The Bengal government is planning to determine the number of street children and their character, according to the state minister for Child Development Sashi Panja.
The minister said that there was a need to define whom to call street children and the government was looking for an organisation to evaluate their number.
Panja said on the sidelines of a programme organised by Padmasree awardee educationist Sister Cyril and CINI, "It is a fluctuating figure as some of the children have no home and stay on road while some others have their home in slums but mostly stay outdoors."
Also there are families living on the side of railway tracks, she pointed out.
She said the government was contemplating to enroll some NGOs for the exercise.
"Our concept is to work for the security of girl children on streets but the move to allow vulnerable girls in local schools is also welcome. Let's hope the schools will agree," Panja said.
Asked if shelterless girls and their families could be accommodated in the compounds of highrises, she said, "We have to consider certain aspects including the consent of the residents of such apartments."
Sister Cyril, an eminent educationist and consultant of Sarva Siksha Missi who had been with Loreto Day School for 32 years, said girls living in streets were always at great risk.
"We take the street girls to our school in Loreto Sealdah. While in the Loreto Day School in Sealdah 240 street children are sheltered, in all the six Loreto schools in the city the number is around 700-800," Sister Cyril said.

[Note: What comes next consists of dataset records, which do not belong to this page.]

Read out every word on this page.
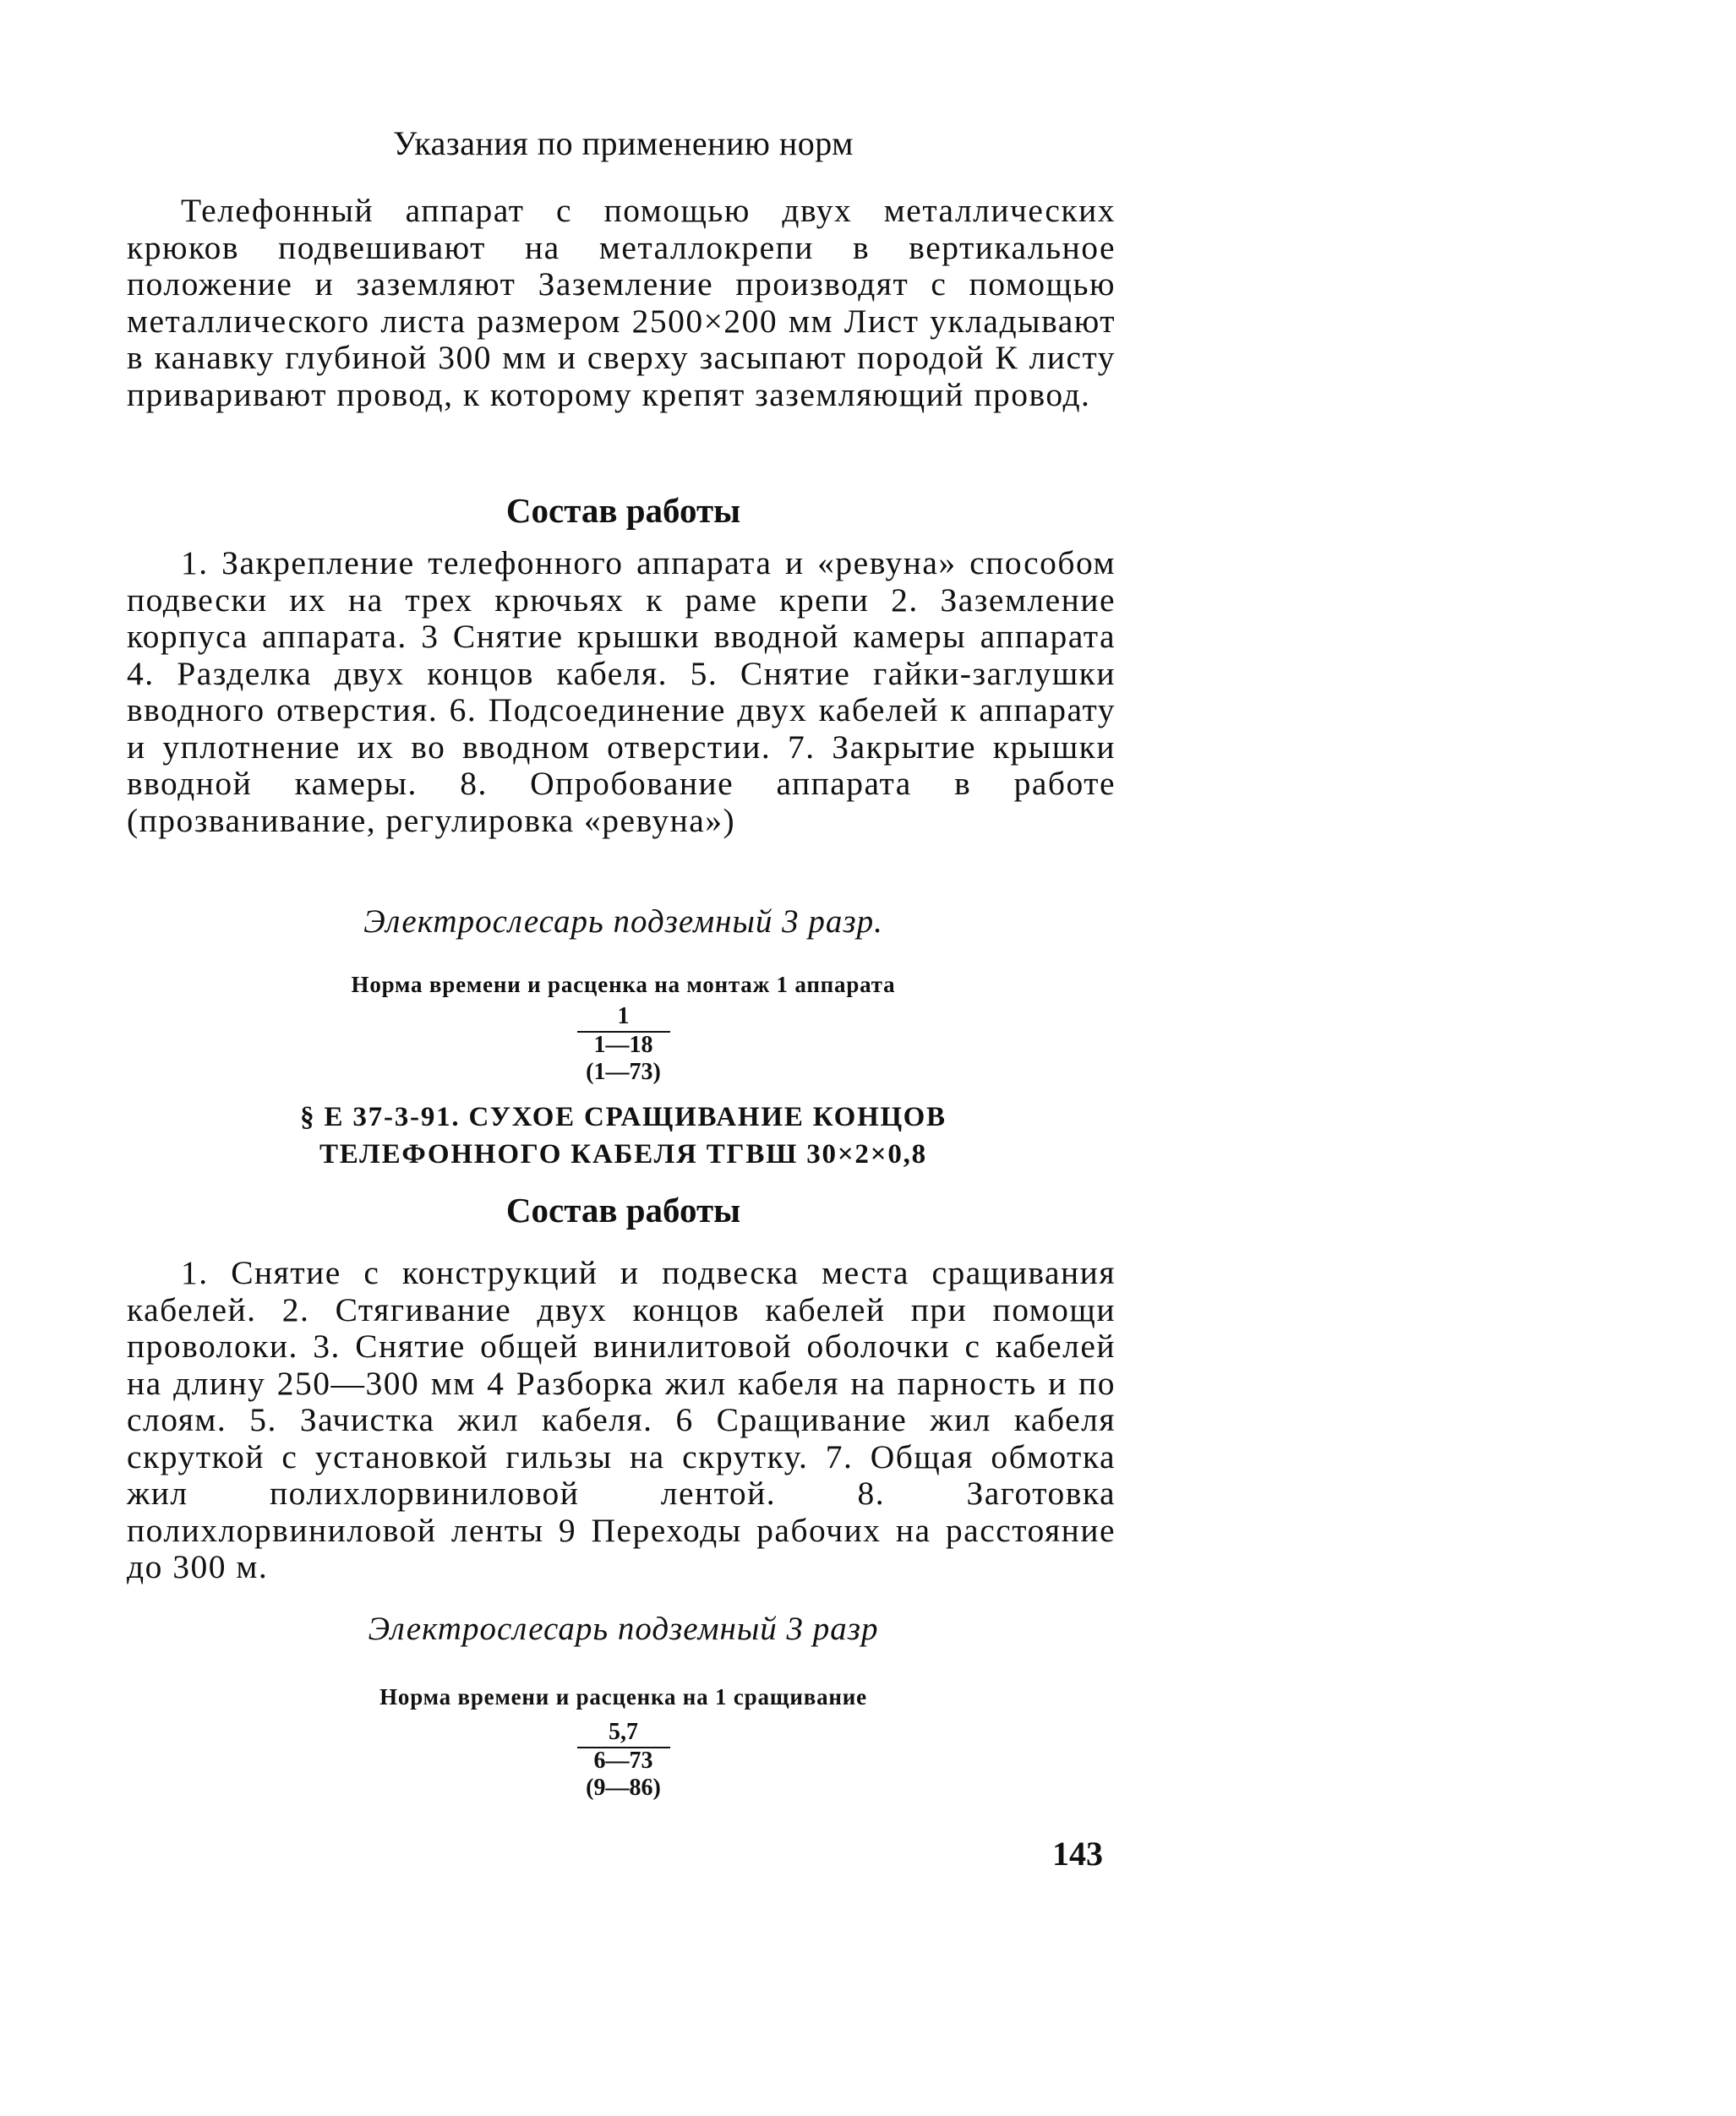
Указания по применению норм

Телефонный аппарат с помощью двух металлических крюков подвешивают на металлокрепи в вертикальное положение и заземляют Заземление производят с помощью металлического листа размером 2500×200 мм Лист укладывают в канавку глубиной 300 мм и сверху засыпают породой К листу приваривают провод, к которому крепят заземляющий провод.

Состав работы

1. Закрепление телефонного аппарата и «ревуна» способом подвески их на трех крючьях к раме крепи 2. Заземление корпуса аппарата. 3 Снятие крышки вводной камеры аппарата 4. Разделка двух концов кабеля. 5. Снятие гайки-заглушки вводного отверстия. 6. Подсоединение двух кабелей к аппарату и уплотнение их во вводном отверстии. 7. Закрытие крышки вводной камеры. 8. Опробование аппарата в работе (прозванивание, регулировка «ревуна»)

Электрослесарь подземный 3 разр.
Норма времени и расценка на монтаж 1 аппарата
1
1—18
(1—73)
§ Е 37-3-91. СУХОЕ СРАЩИВАНИЕ КОНЦОВ
ТЕЛЕФОННОГО КАБЕЛЯ ТГВШ 30×2×0,8
Состав работы

1. Снятие с конструкций и подвеска места сращивания кабелей. 2. Стягивание двух концов кабелей при помощи проволоки. 3. Снятие общей винилитовой оболочки с кабелей на длину 250—300 мм 4 Разборка жил кабеля на парность и по слоям. 5. Зачистка жил кабеля. 6 Сращивание жил кабеля скруткой с установкой гильзы на скрутку. 7. Общая обмотка жил полихлорвиниловой лентой. 8. Заготовка полихлорвиниловой ленты 9 Переходы рабочих на расстояние до 300 м.

Электрослесарь подземный 3 разр
Норма времени и расценка на 1 сращивание
5,7
6—73
(9—86)
143
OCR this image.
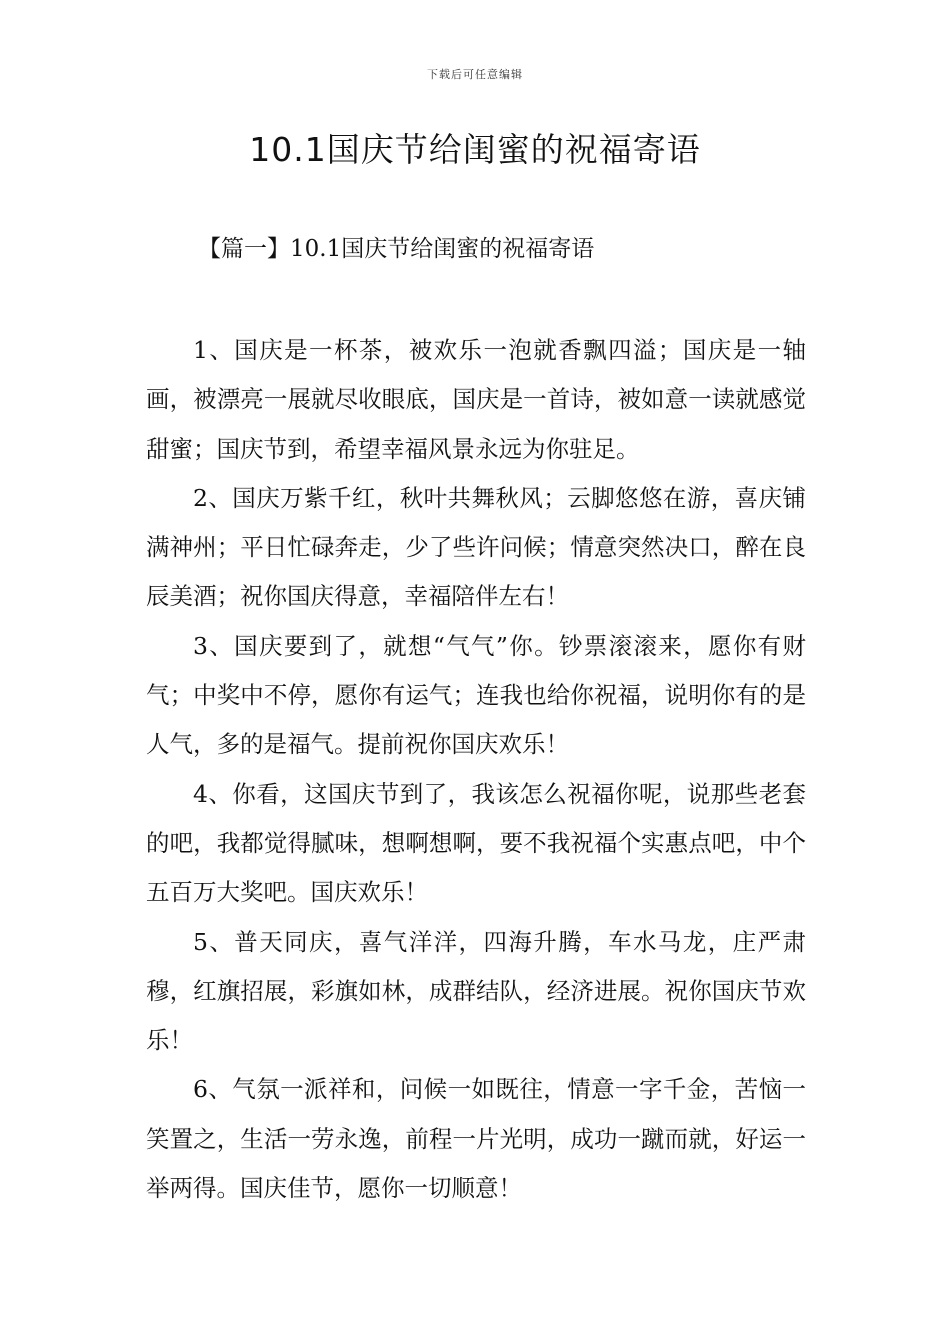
下载后可任意编辑
10.1国庆节给闺蜜的祝福寄语
【篇一】10.1国庆节给闺蜜的祝福寄语

1、国庆是一杯茶，被欢乐一泡就香飘四溢；国庆是一轴画，被漂亮一展就尽收眼底，国庆是一首诗，被如意一读就感觉甜蜜；国庆节到，希望幸福风景永远为你驻足。

2、国庆万紫千红，秋叶共舞秋风；云脚悠悠在游，喜庆铺满神州；平日忙碌奔走，少了些许问候；情意突然决口，醉在良辰美酒；祝你国庆得意，幸福陪伴左右！

3、国庆要到了，就想“气气”你。钞票滚滚来，愿你有财气；中奖中不停，愿你有运气；连我也给你祝福，说明你有的是人气，多的是福气。提前祝你国庆欢乐！

4、你看，这国庆节到了，我该怎么祝福你呢，说那些老套的吧，我都觉得腻味，想啊想啊，要不我祝福个实惠点吧，中个五百万大奖吧。国庆欢乐！

5、普天同庆，喜气洋洋，四海升腾，车水马龙，庄严肃穆，红旗招展，彩旗如林，成群结队，经济进展。祝你国庆节欢乐！

6、气氛一派祥和，问候一如既往，情意一字千金，苦恼一笑置之，生活一劳永逸，前程一片光明，成功一蹴而就，好运一举两得。国庆佳节，愿你一切顺意！
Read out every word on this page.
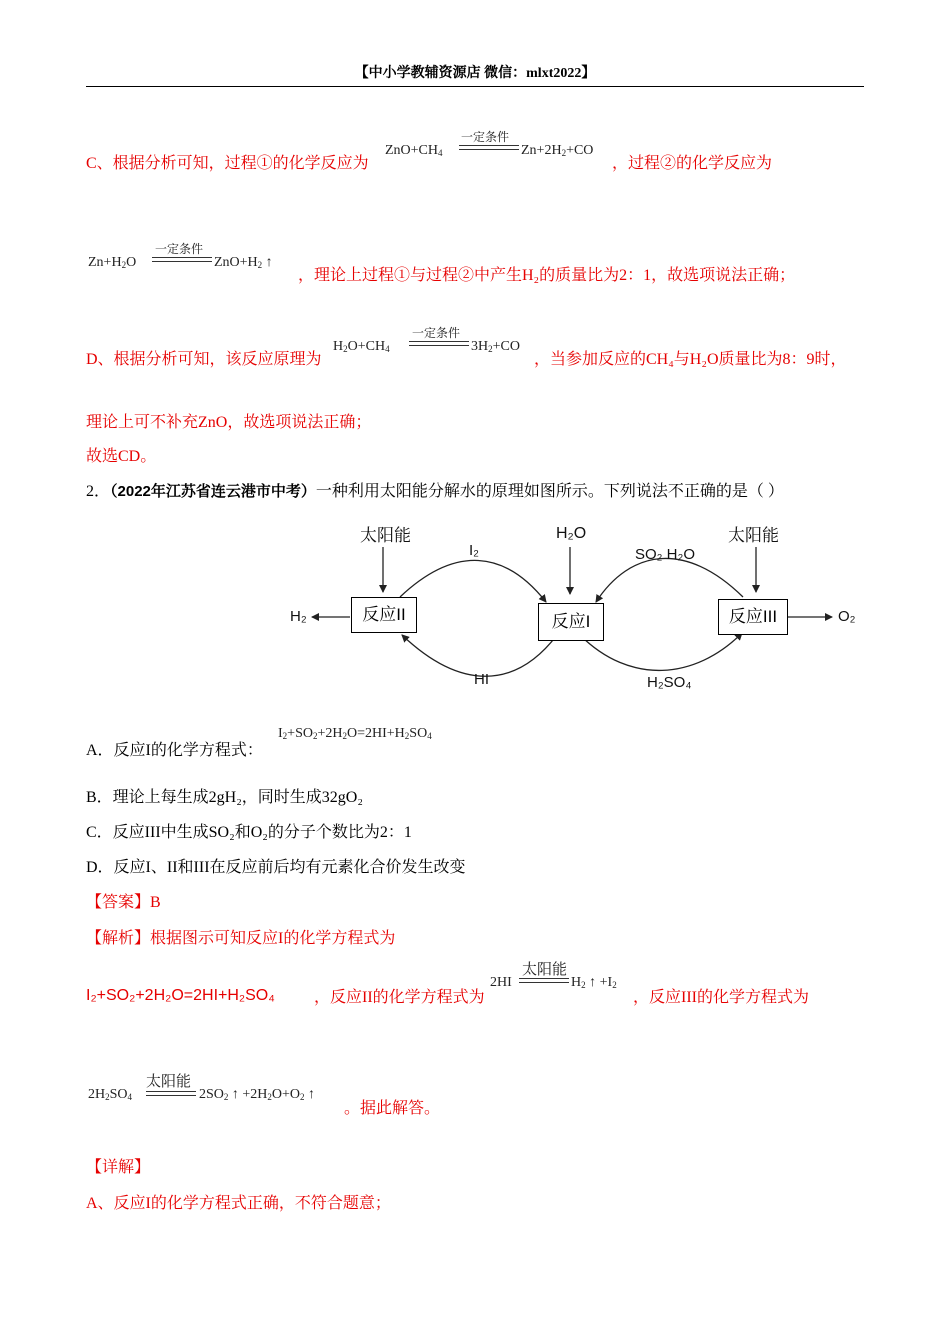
【中小学教辅资源店 微信：mlxt2022】
C、根据分析可知，过程①的化学反应为
$ZnO+CH_4$
一定条件
$Zn+2H_2+CO$
，过程②的化学反应为
$Zn+H_2O$
一定条件
$ZnO+H_2$ ↑
，理论上过程①与过程②中产生H₂的质量比为2：1，故选项说法正确；
D、根据分析可知，该反应原理为
$H_2O+CH_4$
一定条件
$3H_2+CO$
，当参加反应的CH₄与H₂O质量比为8：9时，
理论上可不补充ZnO，故选项说法正确；
故选CD。
2．（2022年江苏省连云港市中考）一种利用太阳能分解水的原理如图所示。下列说法不正确的是（ ）
太阳能	H₂O	太阳能
I₂	SO₂ H₂O
H₂	O₂
HI	H₂SO₄
反应II	反应I	反应III
A．反应I的化学方程式：
$I_2+SO_2+2H_2O=2HI+H_2SO_4$
B．理论上每生成2gH₂，同时生成32gO₂
C．反应III中生成SO₂和O₂的分子个数比为2：1
D．反应I、II和III在反应前后均有元素化合价发生改变
【答案】B
【解析】根据图示可知反应I的化学方程式为
I₂+SO₂+2H₂O=2HI+H₂SO₄ ，反应II的化学方程式为
2HI
太阳能
$H_2$ ↑ $+I_2$
，反应III的化学方程式为
$2H_2SO_4$
太阳能
$2SO_2$ ↑ $+2H_2O+O_2$ ↑
。据此解答。
【详解】
A、反应I的化学方程式正确，不符合题意；
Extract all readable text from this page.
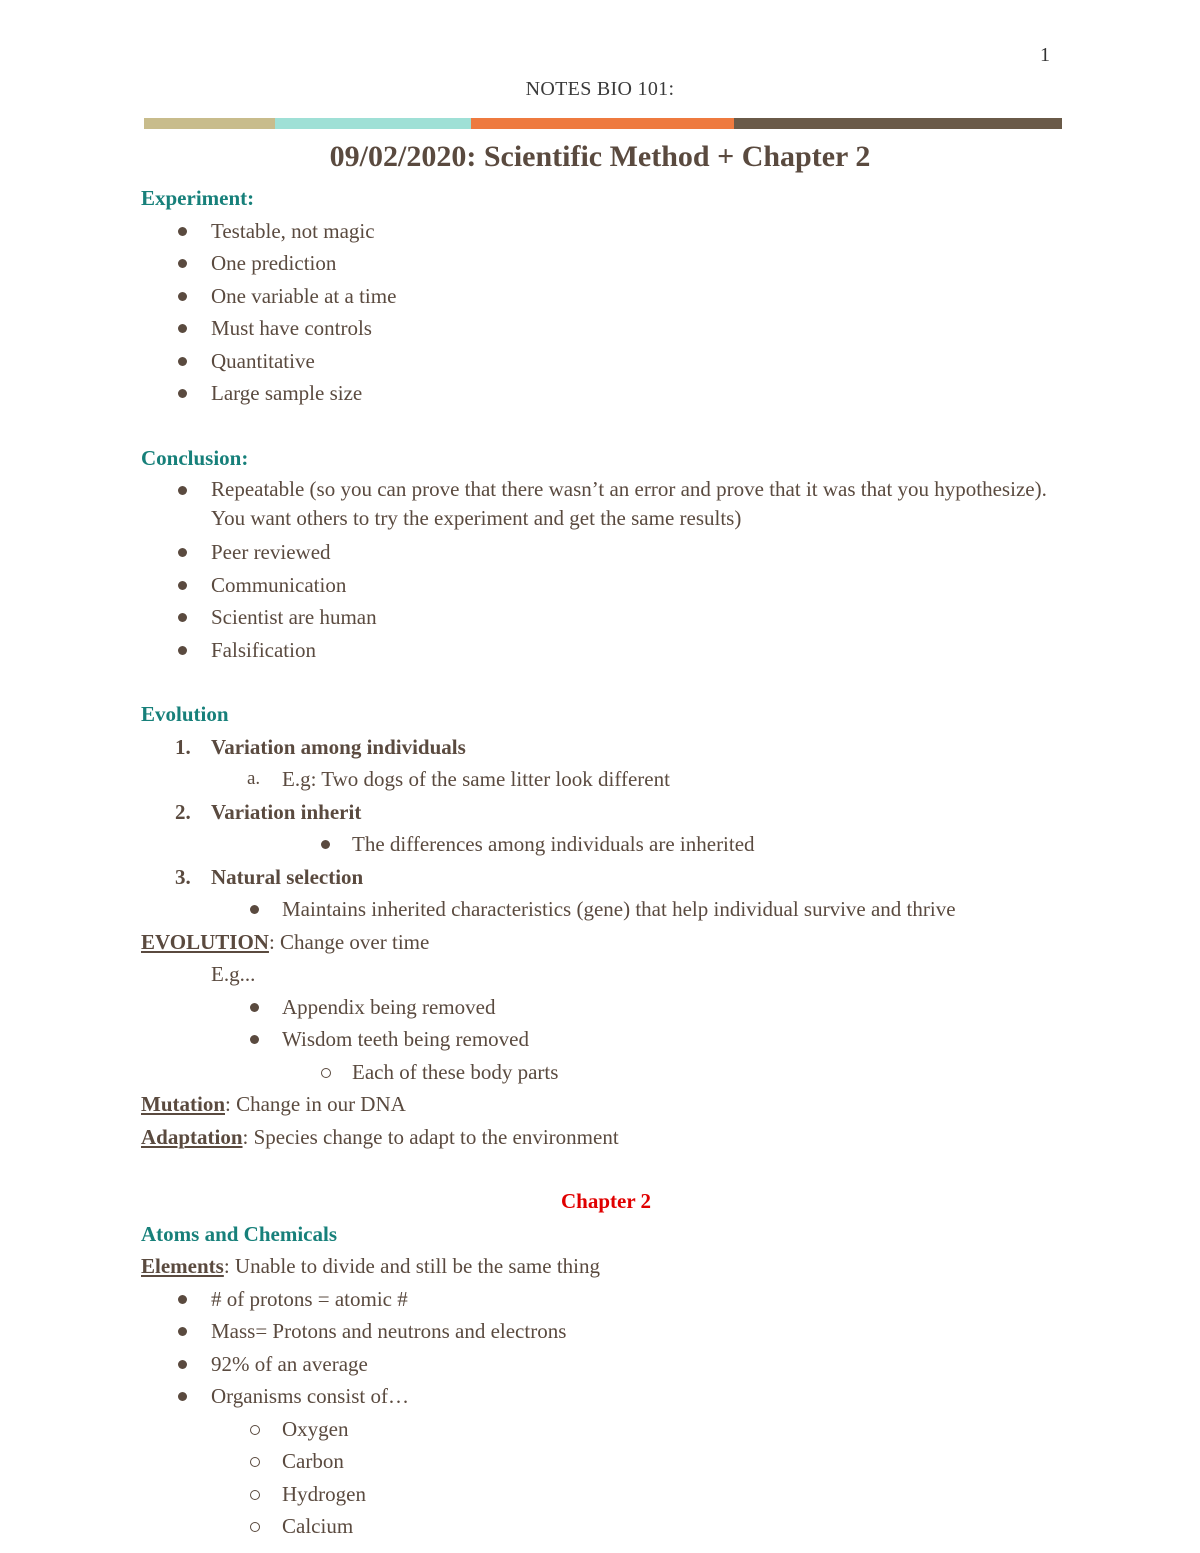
1
NOTES BIO 101:
09/02/2020: Scientific Method + Chapter 2
Experiment:
Testable, not magic
One prediction
One variable at a time
Must have controls
Quantitative
Large sample size
Conclusion:
Repeatable (so you can prove that there wasn’t an error and prove that it was that you hypothesize). You want others to try the experiment and get the same results)
Peer reviewed
Communication
Scientist are human
Falsification
Evolution
1. Variation among individuals
a. E.g: Two dogs of the same litter look different
2. Variation inherit
The differences among individuals are inherited
3. Natural selection
Maintains inherited characteristics (gene) that help individual survive and thrive
EVOLUTION: Change over time
E.g...
Appendix being removed
Wisdom teeth being removed
Each of these body parts
Mutation: Change in our DNA
Adaptation: Species change to adapt to the environment
Chapter 2
Atoms and Chemicals
Elements: Unable to divide and still be the same thing
# of protons = atomic #
Mass= Protons and neutrons and electrons
92% of an average
Organisms consist of…
Oxygen
Carbon
Hydrogen
Calcium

About the proposal to allow girls of pavement to local school buildings in city during night hours, from 7 pm to 7 am, Sister Cyril said, "I think it is an excellent idea if the local population agrees."
Chairman, Kolkata Primary School Council, Kartick Chandra Manna said, "We are in the process of vulnerability mapping in certain pockets of the metropolis where girls on footpath faced maximum danger."
He identified pockets Tiljala, Topsia and the Park Circus stretch under the bridge.
He said as a pilot scheme the Sarba Sikhsa Mission advocated the concept of starting the safe shelter project in a school with 8-9
girls and persuade schools in other parts to allow their premises.